Chapter 7

More than ready to get the hell out of there, I had the dead guy bagged, on the stretcher, and shoved into the back of the van in record time. Derrel gave me a funny look, but thankfully didn’t say anything about the fact that I was probably looking as guilty as I wasn’t. At least the cop and the paramedics were gone by the time I was ready to load up the body. If Ivanov had still been there, I’d have probably done something stupid like drop the body, finally proving to everyone that I couldn’t be trusted with anything.

As soon as I was on the road and headed to the morgue my tension eased slightly—only to be replaced by a knifing stab of hunger. My hands tightened on the steering wheel, and it didn’t help that I kept thinking I could smell the body in the back of the van. My stomach gave an encouraging growl, and I clenched my teeth as my mouth started to water. Within that skull was such a lovely brain. Maybe I could pull over and use the tire iron to break the skull open, kinda like a coconut. I could scoop out handfuls of that sweet, luscious—

I sucked my breath in, absolutely horrified at the direction of my thoughts. I’d get fired for sure if I showed up at the morgue with a body with a caved-in head. And if I got fired, I’d go to jail for sure, and then—

“Oh, god,” I groaned. I wasn’t horrified at the thought of eating brains. I was worried about how to explain a hole in the corpse’s head.

If you crave it, eat it.

“This is so fucked up,” I muttered. Maybe I was suffering from some weird post-accident trauma. Some lingering hallucination from my overdose? That made as much sense as anything else.

The morgue was empty when I arrived. No surprise, since it was a Sunday. I yanked the stretcher out of the van, wheeled it into the cooler. No, I was not going to bash in this guy’s head.
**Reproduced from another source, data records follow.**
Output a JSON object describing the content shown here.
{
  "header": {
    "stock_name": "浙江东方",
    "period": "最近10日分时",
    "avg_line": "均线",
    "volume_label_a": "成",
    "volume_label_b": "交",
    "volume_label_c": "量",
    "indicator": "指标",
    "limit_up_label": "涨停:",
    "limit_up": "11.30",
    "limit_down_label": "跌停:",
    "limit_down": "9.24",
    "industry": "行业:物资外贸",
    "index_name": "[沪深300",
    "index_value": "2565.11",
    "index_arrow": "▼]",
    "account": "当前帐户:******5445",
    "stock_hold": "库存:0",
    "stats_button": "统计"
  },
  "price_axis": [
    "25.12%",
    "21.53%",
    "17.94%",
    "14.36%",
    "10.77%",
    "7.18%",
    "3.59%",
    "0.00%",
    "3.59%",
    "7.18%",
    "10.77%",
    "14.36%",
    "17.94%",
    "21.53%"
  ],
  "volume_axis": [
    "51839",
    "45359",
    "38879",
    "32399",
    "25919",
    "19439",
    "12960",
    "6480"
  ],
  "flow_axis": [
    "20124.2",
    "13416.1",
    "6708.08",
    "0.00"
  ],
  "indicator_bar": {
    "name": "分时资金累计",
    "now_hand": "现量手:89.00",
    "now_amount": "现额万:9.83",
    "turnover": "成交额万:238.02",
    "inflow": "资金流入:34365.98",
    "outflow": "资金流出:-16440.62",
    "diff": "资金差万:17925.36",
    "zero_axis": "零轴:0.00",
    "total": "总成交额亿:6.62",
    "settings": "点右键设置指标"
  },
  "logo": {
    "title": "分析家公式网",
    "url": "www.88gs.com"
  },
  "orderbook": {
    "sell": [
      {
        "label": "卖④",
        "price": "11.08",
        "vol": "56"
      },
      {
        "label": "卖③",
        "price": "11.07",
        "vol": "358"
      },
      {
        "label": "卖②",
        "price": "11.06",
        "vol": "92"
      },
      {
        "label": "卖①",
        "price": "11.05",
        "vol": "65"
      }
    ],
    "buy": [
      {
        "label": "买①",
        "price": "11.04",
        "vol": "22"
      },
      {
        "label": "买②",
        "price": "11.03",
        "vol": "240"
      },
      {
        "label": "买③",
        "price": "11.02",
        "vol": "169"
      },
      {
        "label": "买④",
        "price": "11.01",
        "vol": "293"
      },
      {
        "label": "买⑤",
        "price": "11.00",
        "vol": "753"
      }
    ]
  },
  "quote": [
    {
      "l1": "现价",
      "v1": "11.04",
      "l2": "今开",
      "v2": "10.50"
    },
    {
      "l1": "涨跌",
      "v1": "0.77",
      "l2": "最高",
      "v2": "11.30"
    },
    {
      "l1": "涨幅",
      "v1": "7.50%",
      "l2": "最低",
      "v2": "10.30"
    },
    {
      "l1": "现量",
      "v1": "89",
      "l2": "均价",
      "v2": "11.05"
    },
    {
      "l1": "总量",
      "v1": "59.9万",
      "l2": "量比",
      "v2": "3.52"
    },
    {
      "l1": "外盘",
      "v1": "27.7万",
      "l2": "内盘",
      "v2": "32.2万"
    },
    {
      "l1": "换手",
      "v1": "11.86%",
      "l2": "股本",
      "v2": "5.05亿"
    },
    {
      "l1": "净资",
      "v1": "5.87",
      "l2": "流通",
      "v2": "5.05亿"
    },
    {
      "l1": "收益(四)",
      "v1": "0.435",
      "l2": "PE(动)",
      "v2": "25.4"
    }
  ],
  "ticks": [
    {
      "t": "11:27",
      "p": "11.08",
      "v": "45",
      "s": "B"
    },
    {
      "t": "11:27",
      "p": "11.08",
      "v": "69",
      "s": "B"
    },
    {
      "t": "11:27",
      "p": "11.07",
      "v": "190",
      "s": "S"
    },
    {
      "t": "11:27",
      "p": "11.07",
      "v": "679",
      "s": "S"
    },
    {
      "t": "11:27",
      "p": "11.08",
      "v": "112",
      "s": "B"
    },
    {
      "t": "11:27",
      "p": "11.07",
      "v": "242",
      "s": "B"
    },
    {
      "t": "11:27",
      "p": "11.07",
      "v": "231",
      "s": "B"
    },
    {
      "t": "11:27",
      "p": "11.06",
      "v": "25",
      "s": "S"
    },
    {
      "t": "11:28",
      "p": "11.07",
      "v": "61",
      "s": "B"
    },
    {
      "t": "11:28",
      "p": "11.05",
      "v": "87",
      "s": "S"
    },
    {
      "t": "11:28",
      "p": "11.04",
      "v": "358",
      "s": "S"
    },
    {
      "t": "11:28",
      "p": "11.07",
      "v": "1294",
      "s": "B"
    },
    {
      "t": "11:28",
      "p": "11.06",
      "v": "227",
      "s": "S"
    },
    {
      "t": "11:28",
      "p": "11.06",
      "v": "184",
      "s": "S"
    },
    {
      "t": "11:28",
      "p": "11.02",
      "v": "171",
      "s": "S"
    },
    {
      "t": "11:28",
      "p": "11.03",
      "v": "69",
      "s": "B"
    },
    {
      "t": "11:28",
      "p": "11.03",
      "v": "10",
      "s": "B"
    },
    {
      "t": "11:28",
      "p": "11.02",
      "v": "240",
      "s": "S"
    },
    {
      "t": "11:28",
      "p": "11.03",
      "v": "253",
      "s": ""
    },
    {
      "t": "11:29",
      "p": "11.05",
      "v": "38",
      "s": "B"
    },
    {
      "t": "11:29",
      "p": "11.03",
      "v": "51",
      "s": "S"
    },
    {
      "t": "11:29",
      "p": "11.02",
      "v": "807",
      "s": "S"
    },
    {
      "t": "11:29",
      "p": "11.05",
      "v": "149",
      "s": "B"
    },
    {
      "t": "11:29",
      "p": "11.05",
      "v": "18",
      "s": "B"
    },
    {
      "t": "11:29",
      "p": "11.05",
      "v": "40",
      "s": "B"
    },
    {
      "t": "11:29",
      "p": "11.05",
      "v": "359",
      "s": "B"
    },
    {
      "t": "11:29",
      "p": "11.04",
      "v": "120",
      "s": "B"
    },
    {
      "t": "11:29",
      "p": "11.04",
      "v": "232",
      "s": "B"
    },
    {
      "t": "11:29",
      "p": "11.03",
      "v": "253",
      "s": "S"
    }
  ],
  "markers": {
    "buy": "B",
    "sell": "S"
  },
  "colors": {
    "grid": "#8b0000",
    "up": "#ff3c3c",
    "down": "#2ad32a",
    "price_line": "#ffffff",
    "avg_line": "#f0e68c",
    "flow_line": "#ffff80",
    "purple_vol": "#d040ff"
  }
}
I wasn’t that crazy.

But my stomach screamed at me the second I entered the cooler. I didn’t even have to look at the other body bag already in there. That guy had been autopsied on Friday and was waiting to be picked up by the funeral home. His organs were in a bag between his legs, and there was brain in there. I could smell it—through the plastic bag, through the body bag, through all the other stenches and odors of the morgue. The scent of that brain cut through them all.

I looked down at the organs swimming in the clear plastic bag. I didn’t even fully remember walking to the other stretcher and unzipping the body bag. A weird calm descended on me. I was really going to do this. I was probably completely crazy and hallucinating, but I couldn’t fight it anymore. I wasn’t that tough. Hell, that was the reason I was in this situation—I had no damn willpower. Get clean? Yeah, right. Too much work and too much of a bummer. Your life sucks and the only thing you’re good at is fucking up? So much easier not to think about it—wipe the worry away with a Percocet or a Xanax. Go numb.

I carefully untied the plastic bag and pulled it open. I didn’t look at any of the other organs. I wasn’t grossed out by them; they simply held no interest for me. It was the segments of brain that held my attention. Most of the brain had been sliced into neat half-inch slices during the autopsy. It looked like pieces of bread pudding that had been soaked in raspberry syrup.

Not that I needed the comparison. I didn’t have to psych myself up to eat a piece. The hunger took over and the next thing I knew I was on the second slice—and I felt good. I closed my eyes in bliss. It was almost like the kinda good that some drugs could give you—and I knew drugs—except that it was somehow . . . cleaner.

So what if I was nuts? This was fantastic. The hunger was gone. More than gone. I felt sharp and clear and alive and completely sated. I felt awesome.

My eyes snapped open. I could feel the puzzle pieces fall into place as the last bite of brain slid down my throat. I knew this feeling. The coffee-drinks . . . those gooey chunks with the same consistency, given to me by the same mystery person who told me to give in to my cravings.

Holy shit. I’d been eating brains for two weeks. And loving it.

I couldn’t make my mind figure out what that meant. I didn’t want to know what it meant. It had to be some sort of disease, right? I mean, anything else would be crazy.

“Oh, man,” I whispered. “I am way beyond crazy.”

There was still nearly half a brain in the bag. I grabbed a towel, quickly wiped my face and hands, ducked out of the cooler and snagged a clean and empty plastic container from the room where the tissue samples were kept. My pulse hammered as I returned to the cooler and stuffed what was left of the brain into the container. Whether I was crazy or diseased, I obviously needed to keep eating brains unless I wanted to feel like I was dying of hunger. If my heart was beating, that meant I was alive, right? Couldn’t possibly be anything else.

So what if I’d seen enough horror movies to know what kind of creature eats brains. That wasn’t possible. There was no way I was . . . that.

I shoved the container into a paper bag, then did my very best to clean everything up so that no one could possibly know what insanity I’d been up to.

Am I insane? Or am I a monster?

I had no idea which was the better option.